Meno incoraggiante il dato sulla produzione nazionale: solo il dodici per cento delle auto immatricolate in Italia nei primi quattro mesi dell’anno è stato prodotto sul territorio nazionale, segno di una debolezza strutturale che affligge il comparto manifatturiero interno. Ne è un esempio il Gruppo Stellantis, che pur mantenendo la leadership di mercato (30,6 per cento), ha registrato un calo dell’otto per cento delle immatricolazioni.

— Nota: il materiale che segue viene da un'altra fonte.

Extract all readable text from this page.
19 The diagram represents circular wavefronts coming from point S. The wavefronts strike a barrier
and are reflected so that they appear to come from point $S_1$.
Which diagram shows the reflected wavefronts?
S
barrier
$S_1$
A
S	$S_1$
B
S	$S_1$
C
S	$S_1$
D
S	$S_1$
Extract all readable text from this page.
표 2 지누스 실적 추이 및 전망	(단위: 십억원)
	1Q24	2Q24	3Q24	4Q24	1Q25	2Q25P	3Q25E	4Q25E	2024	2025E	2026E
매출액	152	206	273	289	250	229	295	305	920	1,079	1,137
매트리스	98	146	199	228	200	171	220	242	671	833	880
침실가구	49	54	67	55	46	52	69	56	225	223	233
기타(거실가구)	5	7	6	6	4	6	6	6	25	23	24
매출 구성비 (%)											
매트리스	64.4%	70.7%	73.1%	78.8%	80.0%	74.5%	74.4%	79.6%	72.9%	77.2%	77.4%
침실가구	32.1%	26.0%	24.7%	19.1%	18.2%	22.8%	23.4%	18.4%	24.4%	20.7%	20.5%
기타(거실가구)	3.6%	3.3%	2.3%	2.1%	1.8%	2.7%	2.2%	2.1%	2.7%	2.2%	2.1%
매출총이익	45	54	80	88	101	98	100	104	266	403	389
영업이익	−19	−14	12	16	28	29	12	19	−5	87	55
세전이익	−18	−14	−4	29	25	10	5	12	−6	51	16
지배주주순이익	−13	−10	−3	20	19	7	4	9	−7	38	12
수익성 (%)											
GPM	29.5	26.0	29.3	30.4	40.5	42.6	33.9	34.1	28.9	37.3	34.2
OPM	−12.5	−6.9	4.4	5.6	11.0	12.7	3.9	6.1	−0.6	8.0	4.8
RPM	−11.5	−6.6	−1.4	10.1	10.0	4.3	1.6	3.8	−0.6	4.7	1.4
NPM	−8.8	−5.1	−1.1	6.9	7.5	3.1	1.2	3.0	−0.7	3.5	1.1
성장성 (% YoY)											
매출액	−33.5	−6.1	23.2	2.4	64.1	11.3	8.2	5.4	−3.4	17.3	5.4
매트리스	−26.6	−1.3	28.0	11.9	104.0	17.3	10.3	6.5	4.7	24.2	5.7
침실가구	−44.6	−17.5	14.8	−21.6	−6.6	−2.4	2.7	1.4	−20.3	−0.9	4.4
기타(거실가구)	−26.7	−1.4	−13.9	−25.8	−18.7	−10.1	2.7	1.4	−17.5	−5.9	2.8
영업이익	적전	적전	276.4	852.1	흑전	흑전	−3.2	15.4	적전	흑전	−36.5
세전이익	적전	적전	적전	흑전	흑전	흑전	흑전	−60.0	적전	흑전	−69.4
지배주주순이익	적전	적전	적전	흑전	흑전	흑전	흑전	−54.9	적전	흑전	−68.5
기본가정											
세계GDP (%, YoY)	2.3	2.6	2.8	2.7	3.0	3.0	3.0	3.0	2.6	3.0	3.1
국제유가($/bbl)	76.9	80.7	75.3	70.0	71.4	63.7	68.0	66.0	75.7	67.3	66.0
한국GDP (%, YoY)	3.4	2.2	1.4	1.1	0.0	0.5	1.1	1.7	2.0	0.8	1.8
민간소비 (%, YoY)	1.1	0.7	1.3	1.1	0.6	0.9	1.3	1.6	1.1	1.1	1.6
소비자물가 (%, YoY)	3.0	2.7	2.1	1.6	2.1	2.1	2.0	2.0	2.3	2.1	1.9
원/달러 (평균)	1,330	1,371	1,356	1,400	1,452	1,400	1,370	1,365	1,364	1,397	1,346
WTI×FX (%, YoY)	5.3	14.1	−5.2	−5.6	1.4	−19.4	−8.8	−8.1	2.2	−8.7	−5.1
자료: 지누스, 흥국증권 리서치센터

In un momento di grande incertezza, arriva una novità rilevante da Bruxelles: il Parlamento europeo ha allentato le regole sulle emissioni di CO₂ per auto e furgoni, modificando una delle misure più rigorose del Green deal. La proposta della Commissione è stata approvata con un’ampia maggioranza e introduce più flessibilità per i costruttori. Cosa cambia? Se in precedenza i produttori dovevano rispettare ogni anno una riduzione del quindici per cento rispetto ai livelli del 2021, ora potranno calcolare la media delle emissioni sul triennio 2025-2027, evitando sanzioni immediate e guadagnando margine per pianificare la transizione.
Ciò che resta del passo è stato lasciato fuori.